The book by Wigderson includes this quote on page 39, following the statement of the Cook-Levin theorem that $SAT$ is $\mathsf{NP}$-complete:
The proof of this theorem (namely, the construction of the reduction algorithm $f$ ) gives an extra bonus that turns out to be extremely useful: It maps witnesses to witnesses. More precisely, for any witness $y$ certifying that $z \in C$ (via some verifier $VC$ ), the same reduction $f$ converts the witness $y$ to a Boolean assignment of the variables of the formula $f(z)$ that satisfy it. In other words, this reduction translates not only between the decision problems, but also between the associated search problems.
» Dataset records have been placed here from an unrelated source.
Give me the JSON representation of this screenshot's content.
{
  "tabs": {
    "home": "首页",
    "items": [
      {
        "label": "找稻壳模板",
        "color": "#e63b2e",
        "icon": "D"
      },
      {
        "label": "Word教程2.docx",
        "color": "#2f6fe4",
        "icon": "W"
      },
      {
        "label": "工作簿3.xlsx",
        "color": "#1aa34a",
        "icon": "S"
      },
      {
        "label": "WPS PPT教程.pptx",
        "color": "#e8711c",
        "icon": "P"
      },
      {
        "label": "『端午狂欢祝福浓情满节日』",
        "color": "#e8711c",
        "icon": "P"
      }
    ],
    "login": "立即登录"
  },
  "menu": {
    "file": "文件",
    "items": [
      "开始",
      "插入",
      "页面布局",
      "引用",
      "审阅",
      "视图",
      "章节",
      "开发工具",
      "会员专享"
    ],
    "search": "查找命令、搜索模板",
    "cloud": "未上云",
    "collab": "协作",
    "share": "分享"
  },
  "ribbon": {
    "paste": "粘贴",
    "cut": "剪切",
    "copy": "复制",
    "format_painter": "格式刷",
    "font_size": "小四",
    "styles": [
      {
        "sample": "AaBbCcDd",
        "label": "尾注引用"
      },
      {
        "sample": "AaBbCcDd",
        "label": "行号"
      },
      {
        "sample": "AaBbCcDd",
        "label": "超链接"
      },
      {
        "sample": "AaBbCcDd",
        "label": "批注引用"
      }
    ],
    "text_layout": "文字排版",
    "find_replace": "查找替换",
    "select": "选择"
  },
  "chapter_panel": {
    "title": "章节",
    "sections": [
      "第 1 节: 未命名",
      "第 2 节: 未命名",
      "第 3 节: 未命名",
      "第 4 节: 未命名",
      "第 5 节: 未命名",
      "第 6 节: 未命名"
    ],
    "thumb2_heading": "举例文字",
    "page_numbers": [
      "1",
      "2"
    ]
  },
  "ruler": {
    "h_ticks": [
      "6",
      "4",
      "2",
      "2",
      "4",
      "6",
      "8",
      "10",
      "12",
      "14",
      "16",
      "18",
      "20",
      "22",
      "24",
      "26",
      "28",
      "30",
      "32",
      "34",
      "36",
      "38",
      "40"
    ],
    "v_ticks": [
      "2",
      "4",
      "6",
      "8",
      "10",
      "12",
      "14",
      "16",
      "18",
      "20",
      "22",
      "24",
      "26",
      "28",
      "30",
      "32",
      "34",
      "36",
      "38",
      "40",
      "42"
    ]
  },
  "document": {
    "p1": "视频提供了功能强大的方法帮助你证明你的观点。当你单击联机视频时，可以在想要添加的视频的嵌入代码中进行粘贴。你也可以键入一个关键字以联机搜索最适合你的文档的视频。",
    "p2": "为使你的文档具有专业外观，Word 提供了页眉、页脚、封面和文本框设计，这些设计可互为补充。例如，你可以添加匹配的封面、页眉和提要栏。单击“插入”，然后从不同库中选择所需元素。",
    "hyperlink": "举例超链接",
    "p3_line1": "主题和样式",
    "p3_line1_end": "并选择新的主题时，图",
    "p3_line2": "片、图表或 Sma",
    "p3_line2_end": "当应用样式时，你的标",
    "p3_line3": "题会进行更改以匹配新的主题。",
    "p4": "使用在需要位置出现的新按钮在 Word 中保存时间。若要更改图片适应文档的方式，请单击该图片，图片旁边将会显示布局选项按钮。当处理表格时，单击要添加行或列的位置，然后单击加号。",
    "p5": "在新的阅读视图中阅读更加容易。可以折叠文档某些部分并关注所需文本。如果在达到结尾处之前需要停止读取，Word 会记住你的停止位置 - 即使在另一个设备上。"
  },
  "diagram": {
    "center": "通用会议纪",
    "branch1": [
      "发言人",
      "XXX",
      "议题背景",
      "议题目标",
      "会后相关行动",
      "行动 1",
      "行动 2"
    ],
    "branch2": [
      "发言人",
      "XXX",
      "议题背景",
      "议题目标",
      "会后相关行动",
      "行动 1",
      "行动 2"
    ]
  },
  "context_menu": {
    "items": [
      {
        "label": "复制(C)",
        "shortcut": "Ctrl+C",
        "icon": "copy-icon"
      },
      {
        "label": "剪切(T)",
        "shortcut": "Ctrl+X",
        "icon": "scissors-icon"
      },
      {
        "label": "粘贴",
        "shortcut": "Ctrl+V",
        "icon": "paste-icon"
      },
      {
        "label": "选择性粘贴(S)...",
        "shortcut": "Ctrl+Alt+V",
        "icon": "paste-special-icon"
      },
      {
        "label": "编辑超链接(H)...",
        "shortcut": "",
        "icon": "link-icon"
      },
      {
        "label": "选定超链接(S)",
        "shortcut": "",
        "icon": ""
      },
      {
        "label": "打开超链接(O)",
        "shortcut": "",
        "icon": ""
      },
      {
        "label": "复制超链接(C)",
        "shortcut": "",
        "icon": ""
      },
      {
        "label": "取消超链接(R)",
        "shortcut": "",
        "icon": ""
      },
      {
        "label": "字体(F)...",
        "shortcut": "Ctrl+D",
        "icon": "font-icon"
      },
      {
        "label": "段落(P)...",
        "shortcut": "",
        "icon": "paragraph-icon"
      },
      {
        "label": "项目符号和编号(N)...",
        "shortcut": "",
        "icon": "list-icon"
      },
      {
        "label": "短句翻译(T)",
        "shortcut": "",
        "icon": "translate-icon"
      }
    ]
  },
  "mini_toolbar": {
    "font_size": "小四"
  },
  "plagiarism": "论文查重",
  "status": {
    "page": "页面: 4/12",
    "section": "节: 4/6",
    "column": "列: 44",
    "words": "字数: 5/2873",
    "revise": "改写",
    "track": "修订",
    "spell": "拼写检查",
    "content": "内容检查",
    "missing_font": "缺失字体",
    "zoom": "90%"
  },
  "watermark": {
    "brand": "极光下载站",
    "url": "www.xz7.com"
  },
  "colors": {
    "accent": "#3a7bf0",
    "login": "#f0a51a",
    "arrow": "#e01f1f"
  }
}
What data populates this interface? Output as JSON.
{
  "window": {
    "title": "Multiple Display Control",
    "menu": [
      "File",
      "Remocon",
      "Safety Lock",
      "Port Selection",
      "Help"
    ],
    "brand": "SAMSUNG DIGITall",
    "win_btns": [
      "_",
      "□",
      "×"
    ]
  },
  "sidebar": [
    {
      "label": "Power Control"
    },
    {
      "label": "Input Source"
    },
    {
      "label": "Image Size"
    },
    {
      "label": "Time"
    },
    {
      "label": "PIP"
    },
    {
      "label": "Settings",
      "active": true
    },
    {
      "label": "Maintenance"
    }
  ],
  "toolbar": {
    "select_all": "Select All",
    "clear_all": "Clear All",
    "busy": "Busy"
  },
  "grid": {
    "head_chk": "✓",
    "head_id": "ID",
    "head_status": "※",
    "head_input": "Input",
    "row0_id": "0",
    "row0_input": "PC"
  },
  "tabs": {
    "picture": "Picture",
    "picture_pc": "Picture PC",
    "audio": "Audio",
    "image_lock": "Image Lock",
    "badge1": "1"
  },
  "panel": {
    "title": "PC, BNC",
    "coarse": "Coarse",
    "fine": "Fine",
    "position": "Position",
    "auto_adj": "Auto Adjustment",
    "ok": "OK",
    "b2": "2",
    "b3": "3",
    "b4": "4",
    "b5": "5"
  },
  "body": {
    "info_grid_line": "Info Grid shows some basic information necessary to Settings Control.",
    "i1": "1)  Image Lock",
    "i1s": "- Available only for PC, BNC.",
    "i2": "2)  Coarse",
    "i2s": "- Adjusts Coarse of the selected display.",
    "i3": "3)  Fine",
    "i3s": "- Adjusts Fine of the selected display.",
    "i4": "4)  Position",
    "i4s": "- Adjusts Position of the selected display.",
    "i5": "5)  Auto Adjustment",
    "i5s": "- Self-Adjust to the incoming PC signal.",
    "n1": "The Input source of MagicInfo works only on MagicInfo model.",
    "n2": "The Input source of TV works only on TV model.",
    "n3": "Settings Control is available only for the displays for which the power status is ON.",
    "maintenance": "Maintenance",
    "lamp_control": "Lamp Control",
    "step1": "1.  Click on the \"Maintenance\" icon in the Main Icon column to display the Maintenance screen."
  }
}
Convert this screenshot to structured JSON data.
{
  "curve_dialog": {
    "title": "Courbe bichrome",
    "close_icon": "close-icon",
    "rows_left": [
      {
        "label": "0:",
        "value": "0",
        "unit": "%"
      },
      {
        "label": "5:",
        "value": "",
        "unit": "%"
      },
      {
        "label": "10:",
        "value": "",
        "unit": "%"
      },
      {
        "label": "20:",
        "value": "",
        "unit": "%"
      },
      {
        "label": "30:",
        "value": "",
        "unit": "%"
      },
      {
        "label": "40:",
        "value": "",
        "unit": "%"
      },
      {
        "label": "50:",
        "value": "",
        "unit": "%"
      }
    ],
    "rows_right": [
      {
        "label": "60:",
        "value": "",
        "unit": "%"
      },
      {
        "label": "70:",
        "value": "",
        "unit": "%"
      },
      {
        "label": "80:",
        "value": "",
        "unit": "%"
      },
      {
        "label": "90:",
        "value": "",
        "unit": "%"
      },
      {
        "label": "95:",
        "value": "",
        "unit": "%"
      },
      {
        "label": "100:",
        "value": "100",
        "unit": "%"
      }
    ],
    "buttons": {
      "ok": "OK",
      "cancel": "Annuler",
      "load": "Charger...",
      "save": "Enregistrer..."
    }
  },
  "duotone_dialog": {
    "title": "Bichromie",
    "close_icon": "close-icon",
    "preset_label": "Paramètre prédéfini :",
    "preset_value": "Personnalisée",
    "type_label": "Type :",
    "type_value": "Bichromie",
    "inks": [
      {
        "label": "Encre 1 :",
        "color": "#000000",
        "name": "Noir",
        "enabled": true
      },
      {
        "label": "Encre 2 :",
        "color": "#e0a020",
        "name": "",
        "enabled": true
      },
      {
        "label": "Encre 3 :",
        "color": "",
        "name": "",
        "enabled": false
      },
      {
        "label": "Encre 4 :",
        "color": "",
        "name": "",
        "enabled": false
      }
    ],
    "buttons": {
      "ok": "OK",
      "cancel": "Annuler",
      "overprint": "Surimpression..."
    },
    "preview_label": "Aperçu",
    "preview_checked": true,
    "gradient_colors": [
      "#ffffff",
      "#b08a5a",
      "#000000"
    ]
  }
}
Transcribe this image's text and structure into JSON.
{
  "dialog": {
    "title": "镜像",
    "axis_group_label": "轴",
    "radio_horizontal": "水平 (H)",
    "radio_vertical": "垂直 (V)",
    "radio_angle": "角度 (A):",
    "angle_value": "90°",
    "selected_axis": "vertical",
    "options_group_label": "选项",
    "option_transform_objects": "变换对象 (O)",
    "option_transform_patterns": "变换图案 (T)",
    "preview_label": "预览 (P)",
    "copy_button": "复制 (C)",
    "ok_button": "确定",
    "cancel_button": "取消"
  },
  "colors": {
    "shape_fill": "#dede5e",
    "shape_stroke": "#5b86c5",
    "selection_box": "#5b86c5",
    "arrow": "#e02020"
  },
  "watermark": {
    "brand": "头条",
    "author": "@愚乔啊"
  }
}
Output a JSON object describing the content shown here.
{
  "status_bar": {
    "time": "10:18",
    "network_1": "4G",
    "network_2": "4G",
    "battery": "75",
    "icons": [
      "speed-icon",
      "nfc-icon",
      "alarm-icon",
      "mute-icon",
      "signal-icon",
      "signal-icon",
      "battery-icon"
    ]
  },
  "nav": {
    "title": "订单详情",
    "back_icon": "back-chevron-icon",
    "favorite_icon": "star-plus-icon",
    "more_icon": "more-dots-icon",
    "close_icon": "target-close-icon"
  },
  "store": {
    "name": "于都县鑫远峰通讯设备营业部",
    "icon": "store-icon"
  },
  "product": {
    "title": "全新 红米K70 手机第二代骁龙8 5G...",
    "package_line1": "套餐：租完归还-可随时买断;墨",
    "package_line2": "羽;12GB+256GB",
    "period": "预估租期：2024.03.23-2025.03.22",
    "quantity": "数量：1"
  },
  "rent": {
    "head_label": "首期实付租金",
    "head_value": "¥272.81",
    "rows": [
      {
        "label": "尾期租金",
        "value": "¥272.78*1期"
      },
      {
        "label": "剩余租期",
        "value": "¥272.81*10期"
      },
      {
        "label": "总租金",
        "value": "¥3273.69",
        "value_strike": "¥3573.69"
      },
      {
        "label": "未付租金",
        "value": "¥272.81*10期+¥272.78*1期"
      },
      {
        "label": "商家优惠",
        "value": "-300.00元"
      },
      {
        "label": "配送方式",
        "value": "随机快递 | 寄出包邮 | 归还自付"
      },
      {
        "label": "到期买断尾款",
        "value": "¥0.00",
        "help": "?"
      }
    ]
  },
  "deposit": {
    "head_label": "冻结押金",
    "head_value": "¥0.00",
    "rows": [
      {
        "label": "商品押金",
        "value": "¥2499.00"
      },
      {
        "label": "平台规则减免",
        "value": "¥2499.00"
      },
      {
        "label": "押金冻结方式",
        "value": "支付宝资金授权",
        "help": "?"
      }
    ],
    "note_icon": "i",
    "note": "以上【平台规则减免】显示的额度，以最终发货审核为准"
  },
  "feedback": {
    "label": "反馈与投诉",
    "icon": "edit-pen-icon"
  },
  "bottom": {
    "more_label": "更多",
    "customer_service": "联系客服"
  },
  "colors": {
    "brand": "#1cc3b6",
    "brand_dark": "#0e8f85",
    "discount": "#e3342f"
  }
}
The Arora-Barak book makes a similar remark, on page 50 under "More Thoughts on the Cook-Levin Theorem":
The reduction $f$ from an $\mathsf{NP}$-language $L$ to $SAT$ presented in Lemma 2.11 not only satisfied that $x \in L \iff f(x) \in SAT$ but actually the proof yields an efficient way to transform a certificate for $x$ to a satisfying assignment for $f(x)$ and vice versa. We call a reduction with this property a Levin reduction. One can also modify the proof slightly (see Exercise 2.13) so that it actually supplies us with a one-to-one and onto map between the set of certificates for $x$ and the set of satisfying assignments for $f(x)$, implying that they are of the same size.
There are other references to this fact of the Cook-Levin theorem. Recall that the proof of the Cook-Levin theorem takes a computation history of a Turing machine, a polytime verifier, and produces a polysized CNF formula which is satisfiable if and only if the verifier accepted.
I do not see how the Cook-Levin theorem implies this transformation from witnesses to witnesses, as it does from problems to problems. I would appreciate any directions or pointers, I feel like I may be missing something obvious.